16.1.05

PORTUGAL DOS PEQUENINOS II



Portugal é uma sociedade ainda fechada, cercada, uma fortaleza onde algumas bolsas de actividade procuram um fora que as alimente. É isso que faz com que se perpetue, contra todas as mudanças que o país tem vindo a conhecer, uma espécie de força entrópica ou de buraco negro que suga a possibilidade de produzir sentido. O sentido novo que se produz é escasso - a estagnação do sentido contribui para a paralização da democracia, para a repetição formal dos gestos democráticos adquiridos (de que o ritual do 25 de Abril é o exemplo, de ano para ano, cada vez mais patético).

Em Portugal nada se inscreve, quer dizer, nada acontece que marque o real, que o transforme e que o abra. É o país por excelência da não-inscrição. A não-inscrição surge, talvez, como o factor mais importante para o que podemos chamar a estagnação actual da democracia em Portugal. Apesar das liberdades conquistadas herdámos antigas inércias: irresponsabilidade, medo que sobrevive sob outras formas, falta de motivação para a acção, resistência ao cumprimento da lei, etc., etc.

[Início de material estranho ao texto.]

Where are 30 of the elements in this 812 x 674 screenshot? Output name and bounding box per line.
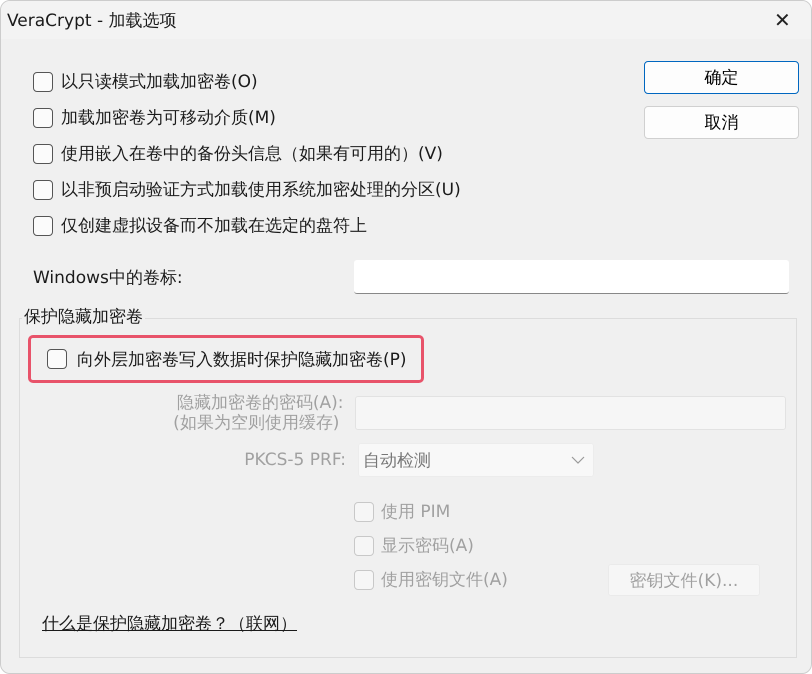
checkbox-option[interactable]: 加载加密卷为可移动介质(M)	[33, 105, 461, 130]
checkbox-option[interactable]: 以非预启动验证方式加载使用系统加密处理的分区(U)	[33, 177, 461, 202]
close-button[interactable]: ✕	[766, 6, 799, 34]
checkbox[interactable]	[47, 349, 67, 369]
checkbox-option[interactable]: 使用嵌入在卷中的备份头信息（如果有可用的）(V)	[33, 141, 461, 166]
option-label: 以非预启动验证方式加载使用系统加密处理的分区(U)	[61, 179, 461, 201]
password-label: 隐藏加密卷的密码(A):	[176, 393, 344, 413]
option-label: 以只读模式加载加密卷(O)	[61, 71, 258, 93]
checkbox[interactable]	[33, 108, 53, 128]
checkbox[interactable]	[33, 144, 53, 164]
option-label: 使用 PIM	[381, 501, 450, 523]
option-label: 使用密钥文件(A)	[381, 569, 508, 591]
option-label: 加载加密卷为可移动介质(M)	[61, 107, 276, 129]
option-label: 使用嵌入在卷中的备份头信息（如果有可用的）(V)	[61, 143, 443, 165]
checkbox-option[interactable]: 仅创建虚拟设备而不加载在选定的盘符上	[33, 213, 461, 238]
prf-label: PKCS-5 PRF:	[243, 450, 346, 470]
help-link[interactable]: 什么是保护隐藏加密卷？（联网）	[42, 612, 297, 635]
cancel-button[interactable]: 取消	[644, 106, 799, 139]
ok-button[interactable]: 确定	[644, 61, 799, 94]
volume-label-caption: Windows中的卷标:	[33, 266, 183, 288]
option-label: 仅创建虚拟设备而不加载在选定的盘符上	[61, 215, 367, 237]
protect-label: 向外层加密卷写入数据时保护隐藏加密卷(P)	[77, 348, 407, 370]
checkbox[interactable]	[33, 216, 53, 236]
password-note: (如果为空则使用缓存)	[173, 413, 340, 433]
chevron-down-icon	[571, 456, 585, 464]
checkbox[interactable]	[33, 72, 53, 92]
window-title: VeraCrypt - 加载选项	[7, 10, 176, 32]
checkbox[interactable]	[33, 180, 53, 200]
option-label: 显示密码(A)	[381, 535, 474, 557]
checkbox-option[interactable]: 以只读模式加载加密卷(O)	[33, 69, 461, 94]
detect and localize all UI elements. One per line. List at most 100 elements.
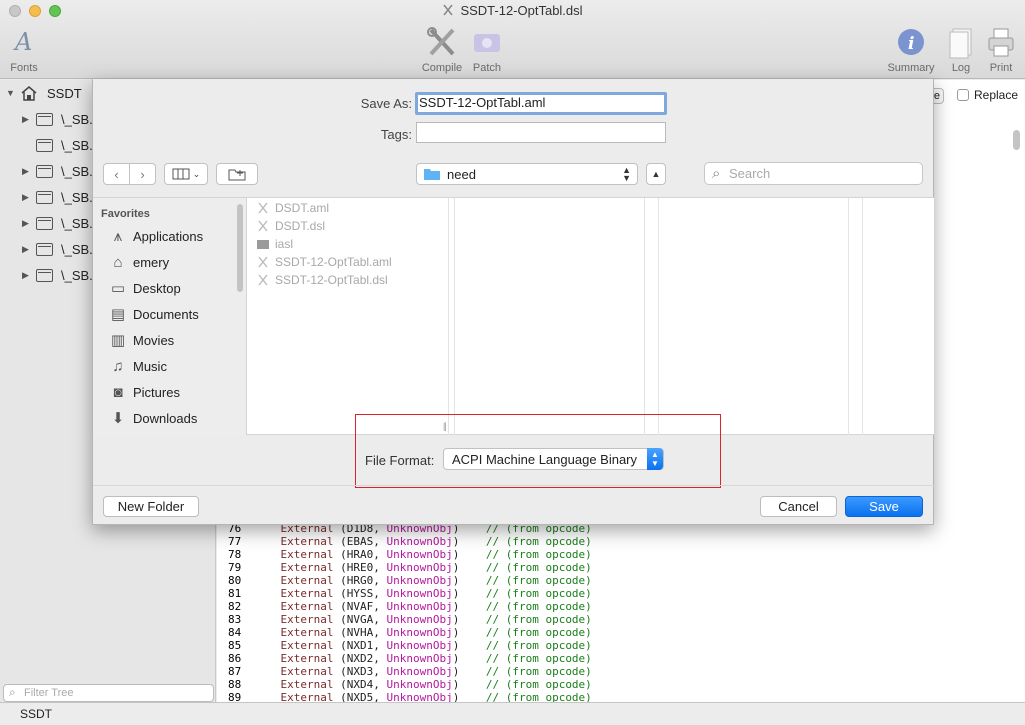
back-button[interactable]: ‹ [103, 163, 130, 185]
disclosure-right-icon[interactable]: ▶ [22, 218, 36, 229]
code-type: UnknownObj [386, 548, 453, 561]
save-button[interactable]: Save [845, 496, 923, 517]
new-folder-icon [228, 169, 246, 181]
disclosure-right-icon[interactable]: ▶ [22, 192, 36, 203]
chevron-up-icon: ▲ [651, 169, 661, 179]
patch-tool[interactable]: Patch [468, 26, 506, 74]
disclosure-right-icon[interactable]: ▶ [22, 166, 36, 177]
document-icon [443, 4, 454, 16]
new-folder-button[interactable]: New Folder [103, 496, 199, 517]
code-lines: 76 External (D1D8, UnknownObj) // (from … [228, 522, 592, 704]
folder-icon [36, 190, 53, 204]
chevron-left-icon: ‹ [114, 166, 119, 182]
code-identifier: NXD3 [346, 665, 374, 678]
tree-item[interactable]: ▶ \_SB. [22, 110, 93, 128]
tree-item[interactable]: ▶ \_SB. [22, 188, 93, 206]
code-type: UnknownObj [386, 652, 453, 665]
file-item: iasl [257, 235, 293, 253]
line-number: 85 [228, 639, 242, 652]
code-comment: // (from opcode) [485, 665, 592, 678]
replace-toggle[interactable]: Replace [957, 88, 1018, 102]
disclosure-right-icon[interactable]: ▶ [22, 114, 36, 125]
chevron-down-icon: ⌄ [192, 168, 201, 179]
new-folder-toolbar-button[interactable] [216, 163, 258, 185]
code-identifier: HRA0 [346, 548, 374, 561]
favorite-documents[interactable]: ▤ Documents [109, 304, 199, 324]
summary-tool[interactable]: i Summary [885, 26, 937, 74]
filter-tree-input[interactable]: Filter Tree [3, 684, 214, 702]
code-keyword: External [280, 535, 334, 548]
code-line: 84 External (NVHA, UnknownObj) // (from … [228, 626, 592, 639]
folder-icon [36, 216, 53, 230]
view-mode-button[interactable]: ⌄ [164, 163, 208, 185]
disclosure-down-icon[interactable]: ▼ [6, 88, 20, 98]
code-comment: // (from opcode) [485, 652, 592, 665]
tree-root-ssdt[interactable]: ▼ SSDT [6, 84, 82, 102]
tree-item[interactable]: \_SB. [22, 136, 93, 154]
code-line: 81 External (HYSS, UnknownObj) // (from … [228, 587, 592, 600]
aml-file-icon [258, 256, 268, 268]
line-number: 79 [228, 561, 242, 574]
dsl-file-icon [258, 220, 268, 232]
tree-item[interactable]: ▶ \_SB. [22, 240, 93, 258]
tags-field[interactable] [416, 122, 666, 143]
code-keyword: External [280, 548, 334, 561]
compile-tool[interactable]: Compile [418, 26, 466, 74]
favorite-pictures[interactable]: ◙ Pictures [109, 382, 180, 402]
code-type: UnknownObj [386, 613, 453, 626]
line-number: 78 [228, 548, 242, 561]
code-line: 79 External (HRE0, UnknownObj) // (from … [228, 561, 592, 574]
column-divider[interactable] [848, 198, 849, 435]
code-identifier: NXD2 [346, 652, 374, 665]
code-line: 82 External (NVAF, UnknownObj) // (from … [228, 600, 592, 613]
print-tool[interactable]: Print [986, 26, 1016, 74]
column-divider [658, 198, 659, 435]
log-tool[interactable]: Log [946, 26, 976, 74]
code-identifier: EBAS [346, 535, 374, 548]
code-type: UnknownObj [386, 535, 453, 548]
camera-icon: ◙ [113, 383, 123, 401]
code-type: UnknownObj [386, 626, 453, 639]
tree-item[interactable]: ▶ \_SB. [22, 214, 93, 232]
disclosure-right-icon[interactable]: ▶ [22, 270, 36, 281]
column-divider[interactable] [448, 198, 449, 435]
code-comment: // (from opcode) [485, 548, 592, 561]
code-keyword: External [280, 587, 334, 600]
tree-item[interactable]: ▶ \_SB. [22, 266, 93, 284]
location-popup[interactable]: need ▲ ▼ [416, 163, 638, 185]
replace-checkbox[interactable] [957, 89, 969, 101]
column-divider[interactable] [644, 198, 645, 435]
code-comment: // (from opcode) [485, 639, 592, 652]
favorite-home[interactable]: ⌂ emery [109, 252, 169, 272]
favorite-downloads[interactable]: ⬇ Downloads [109, 408, 198, 428]
favorite-desktop[interactable]: ▭ Desktop [109, 278, 181, 298]
code-keyword: External [280, 626, 334, 639]
code-line: 85 External (NXD1, UnknownObj) // (from … [228, 639, 592, 652]
save-dialog: Save As: SSDT-12-OptTabl.aml Tags: ‹ › ⌄… [92, 79, 934, 525]
popup-arrows-icon: ▲ ▼ [622, 165, 631, 183]
printer-icon [988, 28, 1014, 57]
aml-file-icon [258, 202, 268, 214]
favorites-scrollbar[interactable] [237, 204, 243, 292]
favorite-music[interactable]: ♫ Music [109, 356, 167, 376]
fonts-tool[interactable]: A Fonts [9, 26, 39, 74]
save-as-field[interactable]: SSDT-12-OptTabl.aml [415, 92, 667, 115]
svg-text:i: i [908, 34, 914, 54]
disclosure-right-icon[interactable]: ▶ [22, 244, 36, 255]
code-line: 78 External (HRA0, UnknownObj) // (from … [228, 548, 592, 561]
favorite-applications[interactable]: ⩚ Applications [109, 226, 203, 246]
search-field[interactable]: Search [704, 162, 923, 185]
favorite-movies[interactable]: ▥ Movies [109, 330, 174, 350]
code-keyword: External [280, 561, 334, 574]
forward-button[interactable]: › [129, 163, 156, 185]
line-number: 83 [228, 613, 242, 626]
code-comment: // (from opcode) [485, 561, 592, 574]
file-item: DSDT.aml [257, 199, 329, 217]
cancel-button[interactable]: Cancel [760, 496, 837, 517]
svg-text:A: A [13, 28, 32, 56]
code-identifier: NXD4 [346, 678, 374, 691]
collapse-button[interactable]: ▲ [646, 163, 666, 185]
editor-scrollbar[interactable] [1013, 130, 1020, 150]
tree-item[interactable]: ▶ \_SB. [22, 162, 93, 180]
code-line: 88 External (NXD4, UnknownObj) // (from … [228, 678, 592, 691]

Portugal tem uma sociedade normalizada. Significa isto que a vida individual e social do português encontra limites internos aquém dos que são a priori necessários para se estabelecer uma vida em comum. Limites que passam despercebidos, mas impedem nos indivíduos de experimentar ou criar alternativas em zonas essenciais da existência. Se empregássemos a terminologia de Foucault e Deleuze, diríamos que Portugal está em fase de transição de uma sociedade disciplinar para uma sociedade de controlo (noutros termos ainda: está entre uma modernidade em que nunca entrou completamente e uma pós-modernidade que nos vai aos poucos invadindo).